1-red wire from M to white/black on coil....black wire from M to good ground
if NO power(no 12 volts) check circuit breaker
2-now do same with red wire from M to pink wire on coil and white black wire alternatively..if NO 12 volts..probably need to dump the coil.
3-Was the tank removed at some time and wires to coil bent? cut?
could it be as simple as a handlebar change that bent/shorted a switch.
**The ECM computer is on the right side-throttle behind plastic cover that is under seat...bikes with connection problems are usually those that are pressure washed or go through some major rain/flooding type conditions or are exposed to a lot of road salt.
***The circuit breaker by the battery i believe looks old school..two nut posts....are you positive it was checked for power by connecting with multimeter..one end to ground and then other end of lead testing each post????
IF this is a trike: could there be a load of stuff connected to that circuit breaker and causing it to heat-up?
Just for the heck of it take your seat off and check to see if your fuel pump came unplugged...It should be up toward the front of the seat where it fits into the frame ...I am trying to remember but I think it is a yellow wire.
Man, what a bunch of good stuff!

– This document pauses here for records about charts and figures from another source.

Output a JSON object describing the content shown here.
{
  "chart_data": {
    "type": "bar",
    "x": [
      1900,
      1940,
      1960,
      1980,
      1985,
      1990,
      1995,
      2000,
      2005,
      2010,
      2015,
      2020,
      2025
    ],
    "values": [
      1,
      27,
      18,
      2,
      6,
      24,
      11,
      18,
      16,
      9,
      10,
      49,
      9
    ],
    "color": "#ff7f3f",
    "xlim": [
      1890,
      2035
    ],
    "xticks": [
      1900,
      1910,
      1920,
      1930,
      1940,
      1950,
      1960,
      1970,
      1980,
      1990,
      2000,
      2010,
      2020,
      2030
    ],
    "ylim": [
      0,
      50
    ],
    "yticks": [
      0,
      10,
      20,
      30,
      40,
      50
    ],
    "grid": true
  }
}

Yes, my fuel pump cycles when I turn on the ignition. 12 volt reading at circuit breaker by battery off each post. Ok, borrowed a digital multimeter and so now time for a question that I don't want to hear the answer to...Do I have to remove the tank to get to the coil? On the Heritage it is in plain view on the side behind a cover. It seems on the Glide it is crammed so tight above the heads that I can't even get my fingers in there. I took 3 tank bolts out so is there another one that I am missing hidden in the mess of wires underneath it? Started to take off breather in the hopes I can get to it from that side or at least get a good view. If there is anything special I need to know for tank removal that would be very helpful before I get into this. Fatbobs are so much easier! Thanks.
3 tank bolts.
2 up front and 1 just under lip of seat on my road king..should be same.
just need to raise the front of tank..stick some shop towels , tennis ball, what ever under front of tank in frame tunnel.
MAKE SURE THE STEERING WHEEL WILL NOT TURN AND WHACK TANK.
doing it this way saves draining tank and removal of fuel lines that are $$ and leak easily if removed/re-installed.
did you ever look to see for the melted goo under the timer cover on throttle side by right foot?
when that cam position sensor gives up the ghost the bike turns over but will not catch..engine can not figure out its position....sometimes just a very quick tap of starter button followed by the real press of starter with cause it to catch....BUT you would have a check engine light.